Entonces, airado el dueño de la casa, dijo a su siervo: ‘Sal en seguida a las
plazas y calles de la ciudad, y haz entrar aquí a los pobres y lisiados, y
ciegos y cojos’. Dijo el siervo: ‘Señor, se ha hecho lo que mandaste, y todavía
hay sitio’. Dijo el señor al siervo: ‘Sal a los caminos y cercas, y obliga a
entrar hasta que se llene mi casa’. Porque os digo que ninguno de aquellos
invitados probará mi cena».
«Sal a los caminos y cercas, y obliga
a entrar hasta que se llene mi casa»
Comentario: Rev. D. Joan COSTA i Bou (Barcelona,
España)
Hoy, el Señor nos
ofrece una imagen de la eternidad representada por un banquete. El banquete
significa el lugar donde la familia y los amigos se encuentran juntos, gozando
de la compañía, de la conversación y de la amistad en torno a la misma mesa.
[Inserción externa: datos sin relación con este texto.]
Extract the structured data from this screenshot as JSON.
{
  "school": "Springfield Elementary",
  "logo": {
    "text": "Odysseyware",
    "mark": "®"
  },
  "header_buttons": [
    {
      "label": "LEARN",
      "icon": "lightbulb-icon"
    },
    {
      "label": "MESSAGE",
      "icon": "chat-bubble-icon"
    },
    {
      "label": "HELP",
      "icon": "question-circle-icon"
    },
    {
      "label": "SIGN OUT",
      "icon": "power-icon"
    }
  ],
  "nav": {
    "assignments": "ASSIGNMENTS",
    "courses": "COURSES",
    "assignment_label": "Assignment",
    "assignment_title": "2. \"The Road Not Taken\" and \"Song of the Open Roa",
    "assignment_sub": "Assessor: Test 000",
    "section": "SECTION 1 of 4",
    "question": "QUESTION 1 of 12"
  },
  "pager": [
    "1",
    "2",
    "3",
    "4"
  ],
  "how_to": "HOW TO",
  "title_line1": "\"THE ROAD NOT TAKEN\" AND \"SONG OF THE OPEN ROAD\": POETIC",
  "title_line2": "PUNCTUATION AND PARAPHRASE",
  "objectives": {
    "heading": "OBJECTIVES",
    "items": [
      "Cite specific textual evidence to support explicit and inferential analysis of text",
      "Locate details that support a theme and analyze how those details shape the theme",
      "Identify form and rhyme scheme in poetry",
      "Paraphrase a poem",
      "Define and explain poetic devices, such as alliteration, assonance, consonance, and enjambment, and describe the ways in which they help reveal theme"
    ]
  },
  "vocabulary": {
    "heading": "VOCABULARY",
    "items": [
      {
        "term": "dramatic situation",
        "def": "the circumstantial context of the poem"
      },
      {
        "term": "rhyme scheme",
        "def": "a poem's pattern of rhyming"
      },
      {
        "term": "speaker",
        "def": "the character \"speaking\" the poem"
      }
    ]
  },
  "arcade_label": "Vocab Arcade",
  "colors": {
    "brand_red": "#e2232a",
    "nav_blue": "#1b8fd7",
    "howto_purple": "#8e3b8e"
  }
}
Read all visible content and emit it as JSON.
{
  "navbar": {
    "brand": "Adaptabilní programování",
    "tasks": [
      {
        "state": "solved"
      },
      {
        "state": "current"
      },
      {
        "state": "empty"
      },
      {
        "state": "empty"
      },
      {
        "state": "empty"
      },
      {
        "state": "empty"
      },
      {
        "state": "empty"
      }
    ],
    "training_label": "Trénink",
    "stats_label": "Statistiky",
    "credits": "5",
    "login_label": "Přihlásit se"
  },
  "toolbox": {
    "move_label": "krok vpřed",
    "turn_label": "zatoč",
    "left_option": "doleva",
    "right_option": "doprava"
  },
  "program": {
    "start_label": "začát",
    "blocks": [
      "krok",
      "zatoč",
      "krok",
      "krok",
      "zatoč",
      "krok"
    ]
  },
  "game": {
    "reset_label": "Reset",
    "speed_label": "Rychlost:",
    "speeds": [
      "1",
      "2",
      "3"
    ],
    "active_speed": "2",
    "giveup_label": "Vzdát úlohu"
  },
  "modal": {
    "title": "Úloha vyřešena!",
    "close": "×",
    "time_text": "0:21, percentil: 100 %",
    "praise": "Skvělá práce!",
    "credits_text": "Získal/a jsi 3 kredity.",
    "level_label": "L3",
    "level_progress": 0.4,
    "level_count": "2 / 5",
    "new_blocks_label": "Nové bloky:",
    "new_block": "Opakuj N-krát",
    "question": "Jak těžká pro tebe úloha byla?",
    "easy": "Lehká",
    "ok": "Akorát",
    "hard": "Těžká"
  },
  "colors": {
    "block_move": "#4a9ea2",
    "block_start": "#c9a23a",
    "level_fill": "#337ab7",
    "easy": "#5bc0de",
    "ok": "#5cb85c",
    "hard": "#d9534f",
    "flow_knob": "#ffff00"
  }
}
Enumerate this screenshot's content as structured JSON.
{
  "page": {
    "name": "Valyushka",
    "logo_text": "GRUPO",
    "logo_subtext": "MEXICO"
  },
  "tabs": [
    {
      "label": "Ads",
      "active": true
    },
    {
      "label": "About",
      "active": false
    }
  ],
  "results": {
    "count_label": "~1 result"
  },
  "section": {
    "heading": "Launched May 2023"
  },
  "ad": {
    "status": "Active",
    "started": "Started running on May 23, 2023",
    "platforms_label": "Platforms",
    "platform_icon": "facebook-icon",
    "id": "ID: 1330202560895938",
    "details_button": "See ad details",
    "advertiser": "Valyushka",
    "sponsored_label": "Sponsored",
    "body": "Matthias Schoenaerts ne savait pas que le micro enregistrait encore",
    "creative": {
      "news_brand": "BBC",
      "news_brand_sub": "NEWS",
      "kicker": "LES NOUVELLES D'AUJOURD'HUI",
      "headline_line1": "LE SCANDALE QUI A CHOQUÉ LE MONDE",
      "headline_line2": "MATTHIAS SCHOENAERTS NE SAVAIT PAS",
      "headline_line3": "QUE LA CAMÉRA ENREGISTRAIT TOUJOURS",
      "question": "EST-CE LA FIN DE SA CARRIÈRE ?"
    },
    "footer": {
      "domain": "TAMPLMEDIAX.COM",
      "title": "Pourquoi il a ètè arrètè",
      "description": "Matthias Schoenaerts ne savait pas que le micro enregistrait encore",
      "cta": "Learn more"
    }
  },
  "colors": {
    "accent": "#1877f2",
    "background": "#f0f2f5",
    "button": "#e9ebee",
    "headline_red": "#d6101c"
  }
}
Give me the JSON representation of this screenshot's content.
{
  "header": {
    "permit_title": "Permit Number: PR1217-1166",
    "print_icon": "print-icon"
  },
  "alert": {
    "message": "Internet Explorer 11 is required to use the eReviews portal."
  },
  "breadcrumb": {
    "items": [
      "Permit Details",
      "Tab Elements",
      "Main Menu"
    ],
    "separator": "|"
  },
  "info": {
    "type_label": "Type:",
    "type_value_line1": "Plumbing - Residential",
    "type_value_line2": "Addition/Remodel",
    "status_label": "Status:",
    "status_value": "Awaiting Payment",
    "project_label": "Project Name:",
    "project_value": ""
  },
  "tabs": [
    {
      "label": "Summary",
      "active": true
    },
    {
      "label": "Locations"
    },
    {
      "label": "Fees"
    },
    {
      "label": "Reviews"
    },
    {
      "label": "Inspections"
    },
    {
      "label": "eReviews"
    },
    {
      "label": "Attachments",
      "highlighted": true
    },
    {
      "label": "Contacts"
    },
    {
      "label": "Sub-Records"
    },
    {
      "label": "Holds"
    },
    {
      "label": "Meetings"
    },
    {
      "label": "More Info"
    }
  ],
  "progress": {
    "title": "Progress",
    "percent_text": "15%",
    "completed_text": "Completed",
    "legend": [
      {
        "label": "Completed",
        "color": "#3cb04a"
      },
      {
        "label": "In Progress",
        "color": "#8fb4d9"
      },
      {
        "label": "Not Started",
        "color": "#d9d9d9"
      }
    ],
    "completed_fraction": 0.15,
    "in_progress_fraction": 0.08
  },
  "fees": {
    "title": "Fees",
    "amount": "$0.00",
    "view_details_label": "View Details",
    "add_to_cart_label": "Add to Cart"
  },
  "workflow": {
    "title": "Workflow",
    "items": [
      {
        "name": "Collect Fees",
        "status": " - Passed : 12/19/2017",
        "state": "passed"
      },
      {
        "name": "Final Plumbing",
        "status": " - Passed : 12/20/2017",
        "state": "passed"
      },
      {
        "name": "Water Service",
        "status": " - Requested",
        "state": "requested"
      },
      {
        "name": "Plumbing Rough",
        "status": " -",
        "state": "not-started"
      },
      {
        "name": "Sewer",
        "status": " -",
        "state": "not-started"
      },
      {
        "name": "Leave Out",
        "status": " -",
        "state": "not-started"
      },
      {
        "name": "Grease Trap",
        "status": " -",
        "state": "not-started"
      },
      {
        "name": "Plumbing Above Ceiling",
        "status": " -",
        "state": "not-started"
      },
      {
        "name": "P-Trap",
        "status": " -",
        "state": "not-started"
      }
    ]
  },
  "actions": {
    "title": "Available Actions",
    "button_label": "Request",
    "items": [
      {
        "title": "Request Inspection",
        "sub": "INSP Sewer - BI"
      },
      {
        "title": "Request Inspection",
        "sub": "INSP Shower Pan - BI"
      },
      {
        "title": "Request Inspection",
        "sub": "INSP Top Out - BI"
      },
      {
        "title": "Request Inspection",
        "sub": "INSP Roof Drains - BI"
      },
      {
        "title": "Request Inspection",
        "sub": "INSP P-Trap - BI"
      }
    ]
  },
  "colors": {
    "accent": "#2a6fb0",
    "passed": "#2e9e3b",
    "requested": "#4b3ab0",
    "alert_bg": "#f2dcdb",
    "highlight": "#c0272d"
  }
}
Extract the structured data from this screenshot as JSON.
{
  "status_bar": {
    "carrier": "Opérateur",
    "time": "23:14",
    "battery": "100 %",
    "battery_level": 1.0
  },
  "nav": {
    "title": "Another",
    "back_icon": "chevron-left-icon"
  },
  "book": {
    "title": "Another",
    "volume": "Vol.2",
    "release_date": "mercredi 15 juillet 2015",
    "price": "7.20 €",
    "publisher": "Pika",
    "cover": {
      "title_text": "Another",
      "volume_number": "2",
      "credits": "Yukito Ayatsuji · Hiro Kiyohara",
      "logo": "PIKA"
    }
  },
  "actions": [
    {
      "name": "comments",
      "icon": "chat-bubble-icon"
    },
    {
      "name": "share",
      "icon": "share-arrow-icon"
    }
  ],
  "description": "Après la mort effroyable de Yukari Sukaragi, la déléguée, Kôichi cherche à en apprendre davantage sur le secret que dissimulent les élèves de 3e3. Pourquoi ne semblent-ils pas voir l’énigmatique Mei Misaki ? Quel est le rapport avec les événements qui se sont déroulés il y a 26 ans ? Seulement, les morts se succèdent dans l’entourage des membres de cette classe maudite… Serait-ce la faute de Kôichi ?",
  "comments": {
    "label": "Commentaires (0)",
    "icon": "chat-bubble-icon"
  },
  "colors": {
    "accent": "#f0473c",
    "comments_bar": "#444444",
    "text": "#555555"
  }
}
Esta imagen nos habla de la intimidad con Dios trinidad y del gozo que
encontraremos en la estancia del cielo. Todo lo ha hecho para nosotros y nos
llama porque «ya está todo preparado» (Lc 14,17). Nos quiere con Él; quiere a
todos los hombres y las mujeres del mundo a su lado, a cada uno de nosotros.
Es necesario, sin
embargo, que queramos ir. Y a pesar de saber que es donde mejor se está, porque
el cielo es nuestra morada eterna, que excede todas las más nobles aspiraciones
humanas —«ni el ojo vio, ni el oído oyó, ni al corazón del hombre llegó, lo que
Dios preparó para los que le aman» (1Cor 2,9) y, por lo tanto, nada le es
comparable—; sin embargo, somos capaces de rechazar la invitación divina y
perdernos eternamente el mejor ofrecimiento que Dios podía hacernos: participar
de su casa, de su mesa, de su intimidad para siempre. ¡Qué gran
responsabilidad!
Somos,
desdichadamente, capaces de cambiar a Dios por cualquier cosa. Unos, como
leemos en el Evangelio de hoy, por un campo; otros, por unos bueyes. ¿Y tú y
yo, por qué somos capaces de cambiar a aquél que es nuestro Dios y su
invitación? Hay quien por pereza, por dejadez, por comodidad deja de cumplir
sus deberes de amor para con Dios: ¿Tan poco vale Dios, que lo sustituimos por
cualquier otra cosa? Que nuestra respuesta al ofrecimiento divino sea siempre
un sí, lleno de agradecimiento y de admiración.